Das Potsdamer Ernst-von-Bergmann-Klinikum kämpft gegen einen Ausbruch des Coronavirus innerhalb des Klinikums. Bei einer groß angelegten Test-Aktion kam heraus: Es gibt mehr als 60 Covid-19-Patienten. Deshalb wird die Klinik ab sofort keine neuen Patienten aufnehmen. 

Was Sie jetzt wissen müssen

Das Ernst-von-Bergmann-Klinikum, das größte Potsdamer Krankenhaus und Schwerpunktkrankenhaus der Region, nimmt wegen einer Häufung von Corona-Infizierten keine Patienten mehr auf. Das teilte Oberbürgermeister Mike Schubert (SPD) am Mittwoch in einer Pressekonferenz in Potsdam mit. Wie lange die Maßnahmen gelten, sei noch offen. Am Freitag solle das Robert-Koch-Institut die Lage neu bewerten. "Die medizinische Versorgung in Potsdam und im Umland ist weiterhin gesichert“, sagte Schubert.

Sprunghafter Anstieg an Corona-Fällen seit Samstag

Wie die "Potsdamer Neueste Nachrichten" zuerst berichteten, verzeichnete das Krankenhaus seit Samstag einen sprunghaften Anstieg von Covid-19-Erkrankungen. 

Das Krankenhaus hatte am vergangenen Samstag die Tests auf das neuartige Coronavirus ausgeweitet. Grund für diesen Schritt war laut Bericht, dass in der Nacht zu Samstag plötzlich auffällig viele positive Corona-Testergebnisse innerhalb des Klinikums gemeldet worden waren. Wie die Medizinische Geschäftsführerin der Klinik, Dorothea Fischer, in der Pressekonferenz erklärte, waren zu diesem Zeitpunkt bereits 33 Patienten positiv auf das neuartige Virus getestet worden. Man habe dann beschlossen, alle 530 Patienten zu testen.

61 Covid-Patienten

Das Ergebnis: Mittlerweile gebe es 61 Covid-Patienten im Krankenhaus, so Fischer. "Die Patienten kommen von unterschiedlichen Stationen, viele von ihnen hatten gar keine Symptome." Elf Patienten werden auf der Intensivstation behandelt, zehn davon werden aktuell beatmet. Die anderen 50 Patienten werden auf der eigens hergerichten Corona-Station behandelt. "Wir isolieren die Patienten im Gebäude H", sagte Fischer. Auch das Krankenhausperonal unterzog sich einem Test. Drei Ärzte wurden ebenfalls positiv auf das Coronavirus getestet.

Das Klinikum Ernst von Bergmann ist nun unterteilt in einen separaten Bereich für Patienten mit dem Coronavirus und Bereiche für nicht infizierte Patienten. Zudem gibt es seit dem Wochenende ein erweitertes Abstrich-Management für alle Patienten und Mitarbeitende, die alle drei Tage auf das Virus getestet werden sollen. Damit sollen die Risiken einer Infektion im Krankenhaus weiter minimiert werden.

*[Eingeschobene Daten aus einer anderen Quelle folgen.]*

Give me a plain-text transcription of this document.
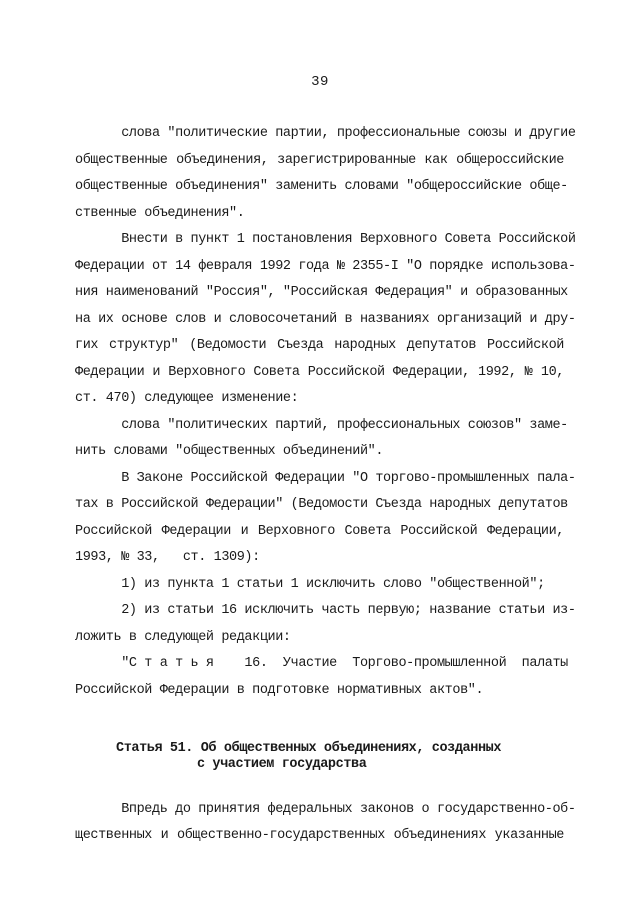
39
слова "политические партии, профессиональные союзы и другие
общественные объединения, зарегистрированные как общероссийские
общественные объединения" заменить словами "общероссийские обще-
ственные объединения".
Внести в пункт 1 постановления Верховного Совета Российской
Федерации от 14 февраля 1992 года № 2355-I "О порядке использова-
ния наименований "Россия", "Российская Федерация" и образованных
на их основе слов и словосочетаний в названиях организаций и дру-
гих структур" (Ведомости Съезда народных депутатов Российской
Федерации и Верховного Совета Российской Федерации, 1992, № 10,
ст. 470) следующее изменение:
слова "политических партий, профессиональных союзов" заме-
нить словами "общественных объединений".
В Законе Российской Федерации "О торгово-промышленных пала-
тах в Российской Федерации" (Ведомости Съезда народных депутатов
Российской Федерации и Верховного Совета Российской Федерации,
1993, № 33,   ст. 1309):
1) из пункта 1 статьи 1 исключить слово "общественной";
2) из статьи 16 исключить часть первую; название статьи из-
ложить в следующей редакции:
"С т а т ь я    16.  Участие  Торгово-промышленной  палаты
Российской Федерации в подготовке нормативных актов".
Статья 51. Об общественных объединениях, созданных
с участием государства
Впредь до принятия федеральных законов о государственно-об-
щественных и общественно-государственных объединениях указанные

Die zuständige Amtsärztin, Kristina Böhm, betonte, dass das Klinikum nicht geschlossen sei, nur keine neuen Patienten aufnehme und es keine Verlegungen in die Klinik geben werde. Nur unabweisbare Notfälle wie etwa akuter Herzinfarkt und Frauen, die ein Kind bekommen, sollen noch in die Klinik dürfen, so Böhm. Jedoch seien Rettungswagen angehalten, die Klinik nicht anzufahren. Mediziner und anderes Personal darf das Ernst-von-Bergmann-Klinikum nur noch mit Mund- und Nasenschutz betreten. Besucher bleiben verboten. Böhm erläuterte, man habe sich für diesen Schritt entschieden, "um Ruhe in die Situation zu bringen". Die medizinische Versorgung sei weiterhin gesichert.

Zentrale Notaufnahme wird in das St. Josefs Krankenhaus verlegt

Die Medizinische Geschäftsführerin Dorothea Fischer ergänzte: Notfälle würden ab sofort in das Krankenhauses Alexianer St. Josef Potsdam gebracht. Das Personal dort sei mit Ärzten des Ernst-von-Bergmann-Klinikums aufgestockt worden. 

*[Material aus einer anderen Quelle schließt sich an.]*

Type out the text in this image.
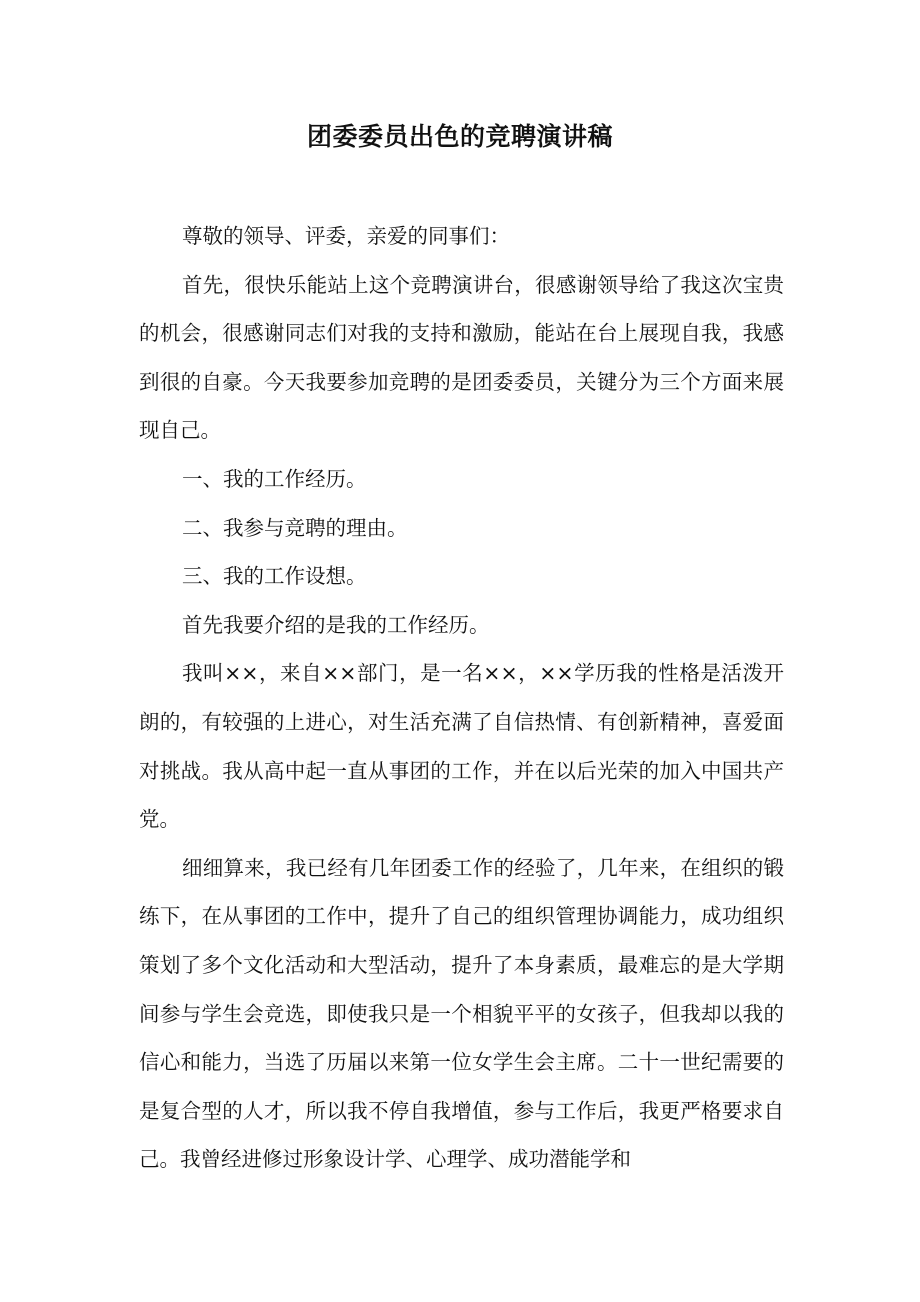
团委委员出色的竞聘演讲稿

尊敬的领导、评委，亲爱的同事们：

首先，很快乐能站上这个竞聘演讲台，很感谢领导给了我这次宝贵的机会，很感谢同志们对我的支持和激励，能站在台上展现自我，我感到很的自豪。今天我要参加竞聘的是团委委员，关键分为三个方面来展现自己。

一、我的工作经历。

二、我参与竞聘的理由。

三、我的工作设想。

首先我要介绍的是我的工作经历。

我叫××，来自××部门，是一名××，××学历我的性格是活泼开朗的，有较强的上进心，对生活充满了自信热情、有创新精神，喜爱面对挑战。我从高中起一直从事团的工作，并在以后光荣的加入中国共产党。

细细算来，我已经有几年团委工作的经验了，几年来，在组织的锻练下，在从事团的工作中，提升了自己的组织管理协调能力，成功组织策划了多个文化活动和大型活动，提升了本身素质，最难忘的是大学期间参与学生会竞选，即使我只是一个相貌平平的女孩子，但我却以我的信心和能力，当选了历届以来第一位女学生会主席。二十一世纪需要的是复合型的人才，所以我不停自我增值，参与工作后，我更严格要求自己。我曾经进修过形象设计学、心理学、成功潜能学和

Wie die Stadtverwaltung am Mittwoch bekanntgab, werde die zentrale Notaufnahme in der Landeshauptstadt ab sofort in das Alexianer St. Josefs Krankenhaus in der Zimmerstraße verlegt. Das Bergmann-Klinikum stelle Personal zur Verfügung, um die Notaufnahme im St. Josefs zu verstärken. "Die Zusammenarbeit zwischen den Kliniken ist in dieser außergewöhnlichen Situation sehr wichtig. Nur im gemeinsamen Handeln haben wir die Chance, die lokalen Auswirkungen der Krise zu bewältigen", sagte Brigitte Meier, Beigeordnete und Leiterin des Corona-Verwaltungsstabes.

RKI soll Amtshilfe leisten

Am Montagmorgen meldete Oberbürgermeister Schubert zudem dem Landes-Krisenstab die auffällige Situation, am Abend schaltete Gesundheitsministerin Ursula Nonnemacher (Grüne) das Robert-Koch-Institut (RKI) ein, das nun Amtshilfe leisten soll. 

Das Ernst-von-Bergmann-Klinikum hatte Bereitschaft signalisiert, mit dem Coronavirus infizierte Patienten aus Italien aufnehmen zu wollen. Bislang seien keine Patienten aufgenommen worden, erklärte Schubert. Ob dies noch passiere, werde in enger Abstimmung mit den Experten besprochen und entschieden. 

Derzeit gibt es in Brandenburg 1.038 gemeldete Covid-19-Fälle, 77 Personen müssen in Krankenhäusern behandelt werden. Acht Menschen sind bislang gestorben.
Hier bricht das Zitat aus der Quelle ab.